Any major intervention would likely require participation from China as they are now the world’s second largest economy. With their own economic downturn likely hampered by a stronger Yuan and already frosty relations with the US – it’s unlikely we’ll see the same global cooperation this time around.
And even with eventual intervention, the period of dollar strength in the early 1980s triggered a series of currency and debt crises across Latin America and Asia with Brazil, Mexico and Thailand grabbing the most headlines. We have already seen crises unfold this year in Sri Lanka and Lebanon, and more crises are likely to unfold over the coming years.
While not to the same degree, this period of dollar strength looks a lot like the current day. A recession caused by the dot-com crash, inflation over the target 2% and rising US interest rates. The DXY rose from 93.04 to 120.28 from January 1997 to January 2002. However unlike the 80s, this period didn’t need currency intervention in order to reverse the trend – instead the shift was due to major changes in the makeup of the US economy and war.
Between 1997-2002 the US trade deficit quadrupled, the largest change since the early 1980s. With more and more goods and services being imported and less being exported demand for the dollar weakened and the DXY dropped. However this period was also the start of one of the largest economic evolutions in American history. The domestic manufacturing industry over the next decade was completely hollowed out as production shifted overseas to China and other low-cost centres. Though this led to short-term dollar weakness and the loss of millions of manufacturing jobs, it sparked the birth of the US tech industry. Today the largest companies are US tech giants like Apple, Alphabet, Microsoft and Amazon. While an overall trade deficit remains, the last 20 years has seen America’s services surplus quadruple as tech domination and the respective companies have spread globally. Though tech innovation has spread with the rise of remote work, the US still remains the home for the most innovation and the top destination for talent – making it unlikely that we see another sharp shift in trade this time around.
The other cause of the drop in the dollar was the war on terror.

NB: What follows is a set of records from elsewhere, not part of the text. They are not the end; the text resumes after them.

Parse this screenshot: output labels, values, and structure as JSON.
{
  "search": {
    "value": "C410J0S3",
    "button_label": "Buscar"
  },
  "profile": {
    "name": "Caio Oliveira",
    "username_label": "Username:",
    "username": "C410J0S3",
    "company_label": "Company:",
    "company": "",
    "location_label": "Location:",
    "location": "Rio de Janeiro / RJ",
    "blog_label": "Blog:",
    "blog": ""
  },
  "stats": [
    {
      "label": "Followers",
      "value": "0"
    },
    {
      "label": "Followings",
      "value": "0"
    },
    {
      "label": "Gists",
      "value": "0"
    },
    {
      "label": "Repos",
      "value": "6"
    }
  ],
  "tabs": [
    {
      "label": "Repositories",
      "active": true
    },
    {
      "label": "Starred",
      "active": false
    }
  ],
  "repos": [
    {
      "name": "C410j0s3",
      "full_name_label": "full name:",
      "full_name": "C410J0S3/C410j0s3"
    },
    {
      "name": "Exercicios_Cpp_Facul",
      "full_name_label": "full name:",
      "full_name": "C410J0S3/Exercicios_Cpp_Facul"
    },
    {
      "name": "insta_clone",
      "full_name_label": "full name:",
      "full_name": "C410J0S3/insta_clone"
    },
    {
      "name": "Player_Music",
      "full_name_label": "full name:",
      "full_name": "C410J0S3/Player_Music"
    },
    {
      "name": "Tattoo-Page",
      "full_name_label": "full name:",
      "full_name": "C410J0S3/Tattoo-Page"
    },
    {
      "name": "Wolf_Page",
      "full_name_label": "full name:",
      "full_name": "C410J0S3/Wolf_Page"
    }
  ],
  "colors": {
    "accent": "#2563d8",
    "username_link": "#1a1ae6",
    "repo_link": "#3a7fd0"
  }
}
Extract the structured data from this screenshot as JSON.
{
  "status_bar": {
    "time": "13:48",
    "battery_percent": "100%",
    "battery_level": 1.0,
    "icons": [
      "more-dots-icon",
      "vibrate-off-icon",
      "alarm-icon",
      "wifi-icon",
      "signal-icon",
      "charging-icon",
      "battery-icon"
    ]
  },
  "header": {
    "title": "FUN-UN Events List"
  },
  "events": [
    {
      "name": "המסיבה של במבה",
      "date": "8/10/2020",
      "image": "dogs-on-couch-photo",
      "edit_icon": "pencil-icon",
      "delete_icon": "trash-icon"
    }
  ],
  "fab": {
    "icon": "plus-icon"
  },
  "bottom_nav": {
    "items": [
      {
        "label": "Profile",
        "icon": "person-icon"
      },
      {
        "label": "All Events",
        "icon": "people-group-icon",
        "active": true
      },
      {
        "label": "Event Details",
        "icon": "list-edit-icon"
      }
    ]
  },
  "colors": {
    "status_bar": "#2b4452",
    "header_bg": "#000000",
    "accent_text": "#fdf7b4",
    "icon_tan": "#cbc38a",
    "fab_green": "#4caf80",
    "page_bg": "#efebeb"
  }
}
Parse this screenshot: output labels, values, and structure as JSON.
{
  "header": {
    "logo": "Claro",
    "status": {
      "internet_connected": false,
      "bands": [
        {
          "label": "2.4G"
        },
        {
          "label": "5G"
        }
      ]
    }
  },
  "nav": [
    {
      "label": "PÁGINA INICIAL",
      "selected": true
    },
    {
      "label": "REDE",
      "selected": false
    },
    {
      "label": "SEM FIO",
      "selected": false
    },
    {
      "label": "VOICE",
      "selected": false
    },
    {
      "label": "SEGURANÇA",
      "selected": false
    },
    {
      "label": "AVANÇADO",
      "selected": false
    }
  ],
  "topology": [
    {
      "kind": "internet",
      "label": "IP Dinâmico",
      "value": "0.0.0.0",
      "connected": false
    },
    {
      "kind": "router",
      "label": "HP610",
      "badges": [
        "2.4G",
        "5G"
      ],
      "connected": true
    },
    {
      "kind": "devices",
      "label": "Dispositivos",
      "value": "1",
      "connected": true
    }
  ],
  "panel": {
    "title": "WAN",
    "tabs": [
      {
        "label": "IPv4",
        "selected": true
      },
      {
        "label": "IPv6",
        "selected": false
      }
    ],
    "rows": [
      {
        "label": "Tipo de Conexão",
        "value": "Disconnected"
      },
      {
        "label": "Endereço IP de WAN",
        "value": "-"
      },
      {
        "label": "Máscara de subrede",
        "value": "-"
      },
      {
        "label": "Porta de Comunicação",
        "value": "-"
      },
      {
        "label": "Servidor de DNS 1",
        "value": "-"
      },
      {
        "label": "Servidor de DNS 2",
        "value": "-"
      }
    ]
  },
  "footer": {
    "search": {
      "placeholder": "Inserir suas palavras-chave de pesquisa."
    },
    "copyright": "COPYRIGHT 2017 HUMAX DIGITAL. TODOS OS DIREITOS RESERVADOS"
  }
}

After 9/11 the US invaded Afghanistan and subsequently Iraq in 2003. The intention that no dollar be spared until terrorism was unrooted, led to the reversal of dollar strength in the years prior. Sadly unlike other cases, the US entering another war seems a likely possible reason for reversing dollar strength given the Russian invasion of Ukraine and tensions high with China over Taiwan.
What Dollar Strength Means for Crypto
As mentioned before, periods of high inflation, followed by rising US interest rates and a stronger dollar are usually a trigger for currency and debt crises globally.
Dollar debt has often been the choice of businesses and foreign governments in order to access lower interest rates over the past 30 years. Now with a rapidly rising dollar, those debt payments are getting harder to service through local currency and it could trigger more financial crises globally. In these conditions a hotbed for crypto adoption will be created.
It’s important to remember that Bitcoin and blockchain technology weren’t created for happy times. Following the Great Financial Crisis in 2008, Satoshi Nakamoto created Bitcoin in response to monetary intervention and taxpayer bailouts for the firms that caused the last financial crisis. The technology was born as an escape hatch from currency depreciation and government intervention.
The technology has now evolved to include more innovations, none more relevant than US dollar stablecoins like USDC and USDT (Tether). While blockchain wasn’t born to support the dollar, the reality is that it remains the choice store of value globally. Now with the perfect economic conditions emerging, we have the opportunity to get blockchain technology into the hands of billions of people across the globe.